B.2. Studi Dokumentasi, yakni dengan mengkaji berbagai dokumen resmi, kamus hukum dan kamus bahasa Indonesia yang relevan dengan permasalahan penelitian. 6. Metode Pendekatan Penelitian ini menggunakan metode pendekatan yuridis normatif, yakni menganalisis permasalahan dari sudut pandang atau menurut ketentuan hukum perundang-undangan, baik itu mengenai aspek-aspek hukum, asasasas hukum, ataupun teori-teori hukum yang berlaku. 7. Pengolahan dan Analisis Data Dilakukan dengan analisis kualitatif. Kemudian disajikan secara deskriftif yaitu merupakan gambaran suatu permasalahan yang disajikan secara utuh, lengkap dan dengan menggunakan teori yang ada serta melalui penalaran yuridis kemudian disimpulkan menjadi satu kesatuan yang bisa dipahami dengan mudah. F. Kerangka Skripsi Penulisan skripsi ini berjudul perlindungan hukum nasabah dalam perjanjian kredit dengan klausul baku pada Bank Panin Yogyakarta. Bagian awal dari skripsi ini adalah pendahuluan, yang terbagi antara lain latar belakang masalah menjelaskan latar belakang ataupun alasan-alasan mengenai masalah yang akan diteliti. Bagian berikutnya adalah rumusan masalah yang merupakan pertanyaan hukum yang akan di teliti oleh penulis dalam skripsi ini. Rumusan masalah dalam skripsi ini terdiri dari 2 pertanyaan. Setelah rumusan masalah bagian berikutnya
adalah tujuan penelitian yang menjadi tujuan dilakukannya penulisan skripsi ini, terdiri dari tujuan objektif. Bagian selanjutnya yang dibahas adalah tinjauan pustaka, pada bagian ini menguraikan berbagai ilmu-ilmu ataupun juga asas-asas hukum umum yang berkaitan dengan permasalahan yang diteliti. Setelah tinjauan pustaka bagian selanjutnya adalah metode penelitian. Metode penelitian adalah alat atau cara yang digunakan oleh penulis untuk mencari dan mengumpulkan data sebanyakbanyaknya yang memiliki hubungan untuk bisa menjawab permasalahan yang dibahas. Metode penelitian terdiri dari fokus penelitian, objek penelitian, subjek penelitian, sumber data yang terbagi data primer dan data sekunder.

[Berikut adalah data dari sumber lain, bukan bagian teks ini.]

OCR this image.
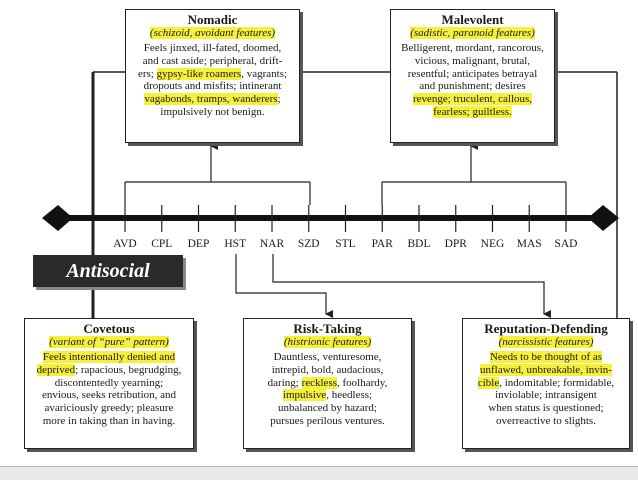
AVD	CPL	DEP	HST	NAR	SZD	STL	PAR	BDL	DPR	NEG	MAS	SAD
Antisocial
Nomadic
(schizoid, avoidant features)
Feels jinxed, ill-fated, doomed,
and cast aside; peripheral, drift-
ers; gypsy-like roamers, vagrants;
dropouts and misfits; intinerant
vagabonds, tramps, wanderers;
impulsively not benign.
Malevolent
(sadistic, paranoid features)
Belligerent, mordant, rancorous,
vicious, malignant, brutal,
resentful; anticipates betrayal
and punishment; desires
revenge; truculent, callous,
fearless; guiltless.
Covetous
(variant of “pure” pattern)
Feels intentionally denied and
deprived; rapacious, begrudging,
discontentedly yearning;
envious, seeks retribution, and
avariciously greedy; pleasure
more in taking than in having.
Risk-Taking
(histrionic features)
Dauntless, venturesome,
intrepid, bold, audacious,
daring; reckless, foolhardy,
impulsive, heedless;
unbalanced by hazard;
pursues perilous ventures.
Reputation-Defending
(narcissistic features)
Needs to be thought of as
unflawed, unbreakable, invin-
cible, indomitable; formidable,
inviolable; intransigent
when status is questioned;
overreactive to slights.
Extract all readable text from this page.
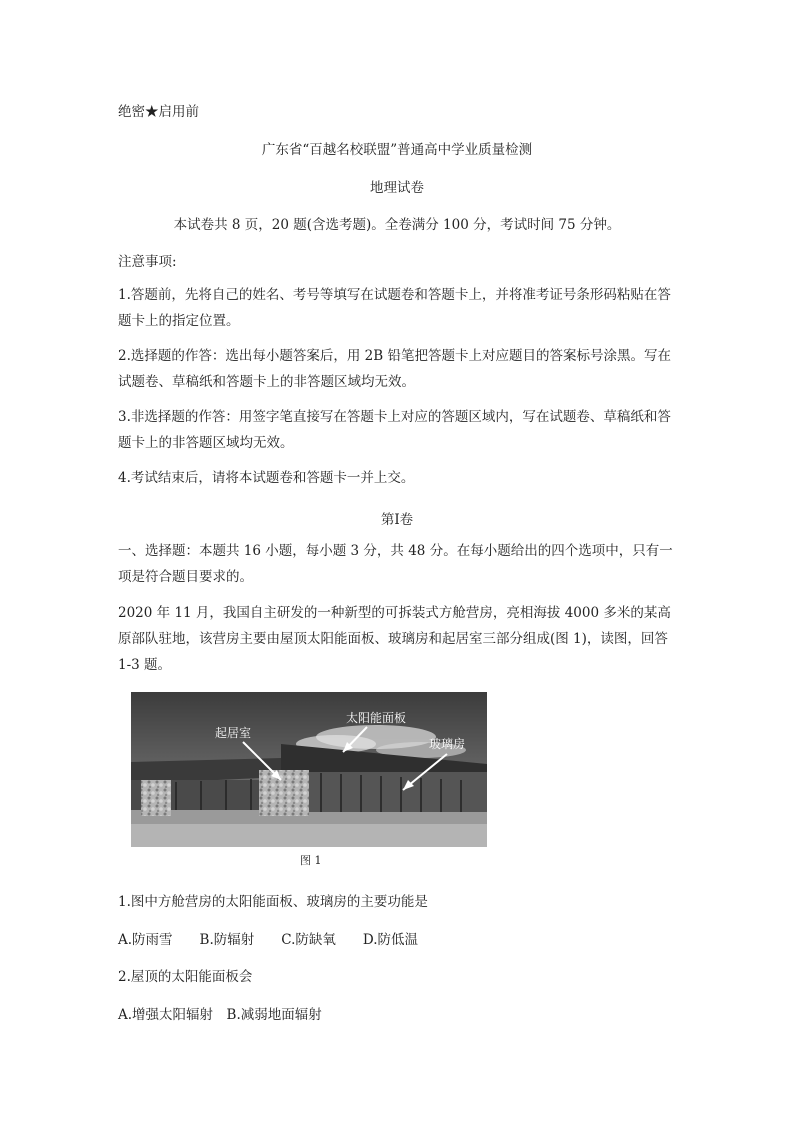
绝密★启用前
广东省“百越名校联盟”普通高中学业质量检测
地理试卷
本试卷共 8 页，20 题(含选考题)。全卷满分 100 分，考试时间 75 分钟。
注意事项:
1.答题前，先将自己的姓名、考号等填写在试题卷和答题卡上，并将准考证号条形码粘贴在答题卡上的指定位置。
2.选择题的作答：选出每小题答案后，用 2B 铅笔把答题卡上对应题目的答案标号涂黑。写在试题卷、草稿纸和答题卡上的非答题区域均无效。
3.非选择题的作答：用签字笔直接写在答题卡上对应的答题区域内，写在试题卷、草稿纸和答题卡上的非答题区域均无效。
4.考试结束后，请将本试题卷和答题卡一并上交。
第Ⅰ卷
一、选择题：本题共 16 小题，每小题 3 分，共 48 分。在每小题给出的四个选项中，只有一项是符合题目要求的。
2020 年 11 月，我国自主研发的一种新型的可拆装式方舱营房，亮相海拔 4000 多米的某高原部队驻地，该营房主要由屋顶太阳能面板、玻璃房和起居室三部分组成(图 1)，读图，回答 1-3 题。
起居室
太阳能面板
玻璃房
图 1
1.图中方舱营房的太阳能面板、玻璃房的主要功能是
A.防雨雪　　B.防辐射　　C.防缺氧　　D.防低温
2.屋顶的太阳能面板会
A.增强太阳辐射　B.减弱地面辐射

Kemudian cara pengumpulan data yang rinciannya terdiri dari wawancara, studi pustaka dan studi dokumentasi. Bagian selanjutnya dari metode penelitian adalah metode pendekatan yang digunakan yakni pendekatan empiris yang dikaji melalui pendekatan yuridis normatif. Bagian yang terakhir adalah pengolahan dan analisis bahan-bahan hukum. Setelah metode penelitian adalah kerangka skripsi yng mendeskriftifkan isi dari garis besar skripsi dan terakhir adalah daftar pustaka yang merupakan refrensi penulis untuk membahas permasalahan dalam skripsi. Bab II merupakan Bab yang menjelaskan mengenai tinjauan umum mengenai perjanjian kredit bank dan hukum perlindungan konsumen. Bab ini memiliki sub-bab antara lain pengertian kredit, tujuan, fungsi dan jenis kredit, asas-asas dalam perjanjian kredit, tujuan, fungsi dan jenis-jenis kredit, fungsi perjanjian kredit, subjek dan objek perjanjian kredit dan tentang wanprestasi, kemudian dibagian selanjutnya
membahas mengenai pengertian konsumen kaitannya dengan perjanjian kredit, pengertian perlindungan konsumen, landasan hukum perlindungan konsumen, dan yang terakhir hak dan kewajiban konsumen (khususnya konsumen perbankan). Bab yang selanjutnya adalah Bab III yang menganalisis mengenai perlindungan hukum nasabah dalam perjanjian kredit dengan klausul baku. Pada Bab ini terdiri dari beberapa sub-bab antara lain gambaran umum Bank Panin, perjanjian kredit pada Bank Panin yang didalamnya menjelaskan prosedur pelaksanaan perjanjian kredit di Bank Panin, kemudian tentang perlindungan hukum nasabah terhadap klausul baku pada perjanjian kredit pada Bank Panin, dan yang terakhir adalah upaya hukum bank dalam menyelesaikan kredit bermasalah. Bab yang terakhir dalam penulisan skripsi ini adalah Bab IV merupakan bagian yang menjelaskan mengenai kesimpulan dan saran yang dibuat oleh penulis terkait dengan permasalahan yang diangkat.